Aber ganz unabhängig davon, wie viele oder wenige Pflegekräfte sich tatsächlich impfen lassen würde: Der ehemalige Pfleger und jetzt Autor Frédéric Valin kann Verständnis für eventuelles Misstrauen gegenüber vermeintlicher Fürsorge der Politik für das Personal aufbringen. Im neuen deutschland schreibt er:

"Dass auf die Gesundheit von Pflegenden Acht gegeben wird, ist eine ganz neue Entwicklung. Seit Jahren sind die Arbeitsbedingungen so schlecht, dass eine Stelle in der Pflege immer mit herbem Raubbau an Körper und Psyche einhergeht. [...]

Die Impfverweigerungen der Pflegenden taugen aber auch als Indikator dafür, wie schlecht Weiter- und Fortbildungsmaßnahmen in den Heimen funktionieren. Es hätte eigentlich einen Wissensvorsprung in der Pflege gebraucht.

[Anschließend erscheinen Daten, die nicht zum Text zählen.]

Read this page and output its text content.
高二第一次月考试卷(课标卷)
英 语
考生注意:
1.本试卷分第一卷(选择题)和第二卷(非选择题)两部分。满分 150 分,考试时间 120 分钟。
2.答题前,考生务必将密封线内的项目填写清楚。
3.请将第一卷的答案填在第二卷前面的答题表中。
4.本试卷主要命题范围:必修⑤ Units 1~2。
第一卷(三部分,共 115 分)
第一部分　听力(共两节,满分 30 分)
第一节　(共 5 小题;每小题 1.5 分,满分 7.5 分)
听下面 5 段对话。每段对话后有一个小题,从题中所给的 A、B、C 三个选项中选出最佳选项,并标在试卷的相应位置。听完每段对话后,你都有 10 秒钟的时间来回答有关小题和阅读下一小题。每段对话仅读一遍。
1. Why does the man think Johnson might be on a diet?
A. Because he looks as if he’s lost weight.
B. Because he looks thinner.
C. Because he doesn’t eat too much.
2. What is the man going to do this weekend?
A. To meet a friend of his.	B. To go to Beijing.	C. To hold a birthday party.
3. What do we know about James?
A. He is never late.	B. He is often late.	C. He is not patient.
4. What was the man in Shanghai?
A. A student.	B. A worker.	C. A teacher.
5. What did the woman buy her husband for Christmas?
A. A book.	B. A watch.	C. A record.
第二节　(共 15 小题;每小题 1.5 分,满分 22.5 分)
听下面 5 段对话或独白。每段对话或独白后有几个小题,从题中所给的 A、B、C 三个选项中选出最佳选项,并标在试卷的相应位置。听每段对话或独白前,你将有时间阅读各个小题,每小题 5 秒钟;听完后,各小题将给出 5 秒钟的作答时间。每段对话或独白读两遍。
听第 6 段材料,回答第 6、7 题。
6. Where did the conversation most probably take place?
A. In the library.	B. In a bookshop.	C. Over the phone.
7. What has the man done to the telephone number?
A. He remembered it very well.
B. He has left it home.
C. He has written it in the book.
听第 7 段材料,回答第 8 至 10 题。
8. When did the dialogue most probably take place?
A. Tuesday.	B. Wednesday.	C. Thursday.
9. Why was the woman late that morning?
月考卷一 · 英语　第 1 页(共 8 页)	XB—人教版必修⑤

Damit ist nicht gemeint: besser informiert zu sein als der Forschungsstand; sondern besser informiert zu sein als der Durchschnitt der Bevölkerung. Dazu hat allerdings eines gefehlt: aufbereitete Informationen."

Für die #Risikogruppe, der im Übrigen durchaus auch Pflegekräfte angehören, bleibt vor allem zu hoffen, dass sich die besagte Befragung als nicht repräsentativ bewahrheitet.

Darüber hinaus müssen wir an einem solidarischen Ausweg aus der Krise festhalten:

Personal aufstocken, Löhne anheben, Ausrüstung bereitstellen, Fallpauschalen abschaffen, bedarfsgerechte Finanzierung schaffen, Ausbildungen verbessern und Weiterbildungen ermöglichen. Außerdem: Diskriminierung im Gesundheitswesen bekämpfen. Für gute Arbeits-, Genesungs- und Versorgungsbedingungen für alle.

Achso, und wie machen wir das mit der Impfpflicht?

Darüber vermag ich mir derzeit kein abschließendes Urteil zu bilden. Aber sicher ist: Ich lasse mich impfen und hoffe, du tust es auch.

Natürlich sofern du keine guten Gründe dagegen hast. Gute Gründe könnten vielleicht Allergien sein - aber sicher keine antisemitischen, psudo-wissenschaftlichen Thesen.